As a YouTuber it is fascinating to see the waves of "free product" sponsorship emails pushing harder and harder for me to review something, then a few weeks later to see the waves of videos in my niche from everybody saying "This is the greatest x on the market, you NEED to buy one".
One product in particular I must have received twenty emails from different marketing agencies trying to give me one for free. It's now pretty popular in my niche, though when reviewed by an actual expert they said it was junk.

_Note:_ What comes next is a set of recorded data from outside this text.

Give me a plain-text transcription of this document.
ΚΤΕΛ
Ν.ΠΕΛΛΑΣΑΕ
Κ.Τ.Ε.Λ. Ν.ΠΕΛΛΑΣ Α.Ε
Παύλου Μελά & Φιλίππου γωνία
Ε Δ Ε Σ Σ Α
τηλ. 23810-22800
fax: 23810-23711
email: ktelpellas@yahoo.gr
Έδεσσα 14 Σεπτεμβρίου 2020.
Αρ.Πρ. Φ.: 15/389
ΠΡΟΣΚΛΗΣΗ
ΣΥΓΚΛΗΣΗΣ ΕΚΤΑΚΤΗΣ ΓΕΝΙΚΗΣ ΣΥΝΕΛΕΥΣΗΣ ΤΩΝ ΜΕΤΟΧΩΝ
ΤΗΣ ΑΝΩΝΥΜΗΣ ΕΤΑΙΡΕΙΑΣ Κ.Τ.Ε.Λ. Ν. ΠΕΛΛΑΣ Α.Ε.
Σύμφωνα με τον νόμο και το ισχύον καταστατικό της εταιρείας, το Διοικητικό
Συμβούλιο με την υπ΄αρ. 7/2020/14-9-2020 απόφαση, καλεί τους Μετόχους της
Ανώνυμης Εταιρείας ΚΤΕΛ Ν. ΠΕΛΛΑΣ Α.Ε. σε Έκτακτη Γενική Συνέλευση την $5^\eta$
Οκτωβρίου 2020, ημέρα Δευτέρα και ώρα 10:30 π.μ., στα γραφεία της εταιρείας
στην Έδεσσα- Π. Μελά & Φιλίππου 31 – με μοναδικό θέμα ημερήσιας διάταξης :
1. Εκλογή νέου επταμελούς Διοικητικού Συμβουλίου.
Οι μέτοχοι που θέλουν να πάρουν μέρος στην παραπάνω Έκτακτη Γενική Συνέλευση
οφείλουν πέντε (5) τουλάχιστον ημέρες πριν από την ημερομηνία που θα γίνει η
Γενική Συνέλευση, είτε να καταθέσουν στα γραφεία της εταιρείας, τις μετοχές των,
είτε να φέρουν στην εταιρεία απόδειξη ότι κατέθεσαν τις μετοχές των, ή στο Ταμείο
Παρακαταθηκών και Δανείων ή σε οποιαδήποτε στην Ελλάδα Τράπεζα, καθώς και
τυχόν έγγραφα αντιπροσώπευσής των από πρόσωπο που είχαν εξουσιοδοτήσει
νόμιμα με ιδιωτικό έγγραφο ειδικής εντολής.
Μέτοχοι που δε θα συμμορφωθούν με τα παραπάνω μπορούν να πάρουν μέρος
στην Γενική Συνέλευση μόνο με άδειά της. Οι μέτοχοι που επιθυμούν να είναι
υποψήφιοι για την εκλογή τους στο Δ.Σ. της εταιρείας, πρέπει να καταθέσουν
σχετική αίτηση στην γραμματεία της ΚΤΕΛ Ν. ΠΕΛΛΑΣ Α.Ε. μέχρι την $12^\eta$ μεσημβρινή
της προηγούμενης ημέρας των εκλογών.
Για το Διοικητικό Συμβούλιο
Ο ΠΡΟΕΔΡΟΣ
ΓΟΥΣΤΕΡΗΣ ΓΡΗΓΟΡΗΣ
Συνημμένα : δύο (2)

Don't know about the margins, but every time I talk with non-IT people on the topic of VPNs, they know about NordVPN. I've heard it being used synonymous to VPN.
I think the vast majority of ad spending goes into the furnace. Most people block it out, skip it, or ignore it. Unless it's really good, or unique, it is just universal noise now.
Mr Beast targets and is very successful in the children (think pre-teen/teen) demographic. His videos often feature giving away a large sum of money or other prize via an elaborate contest/challenge, and he's the YouTuber that can be largely credited with popularizing this style of content.
He's also recently been implicated in several controversies - including (all allegedly) hiring and protecting a misogynist/pedofile CEO, promting and then dumping various scam cryptocurrencies, and very poor conditions for contestants in his recent "Beast Games" (a spin on the hit move Squid Game).
I wrote this article and as part of my analysis I found that he also has sponsors like TurboTax and Equifax in some of his latest videos. I don't know how the brands justify it but I'll probably write more about this in the near future after doing more research.
Because he is also quite popular amongst 18-35 males too (it tends to drop with age), and some of them are NEETs with comfortable parents who either buy into crypto, or want in on the rugpull and try to snipe it (don't snipe unless you want to make the scammers sad. Nowadays they put high fees on early exchange so they can still make millions, but that makes their position much more uncomfortable)
There was also a HN submission earlier that year talking about a leaked (or "leaked" who knows) employee manual (which looked plausible) that shared some insights into the inner working of his company.
I'm in my 30s and have watched some of his videos - including the squid games recreation (not beast games). I like them. They're whacky and over the top but there's nothing wrong with that.
Was about to comment something to the same effect.
He's got 341 million subscribers on youtube (on his english channel). If we imagine that there's 1,35 billion english speakers worldwide (the figure that came up on Google when I searched), that means that 25% of english speakes actively follow him on Youtube.
While I agree that a 13 y.o. is probably more likely to follow him than a 30 y.o., his reach is anything but limited to the teens & children segment.
Chamath Palihapitiya have have worn Mr. Beast merch on multiple occasions on the All In pod as well - which I find kinda funny :D
That there's no separation anymore. YouTube added support for multiple audio tracks and since then everything goes to one channel again. The channels in other languages even redirect to the main channel.
They are big budget, very well produced videos with rapid cuts, that always target "teen male" demographic.
"We get cars and throw them in a hole!" "10 thousand people battle for 1000 dollars!" "I survived 10 days in a hole!"
stuff like that. They are always quite stupid but very well produced. MrBeast always shouts "isn't this awesome" "isn't this cool" etc. Very easy viewing, especially if you're a teen male, never challenging in any way
I don't know who they were or who they were targeting. I only remember their #TeamTrees annoying nonsense from 2019 and the popular Youtubers who fell all over themselves trying to celebrate this greenwashing nonsense without using their brains first.[0]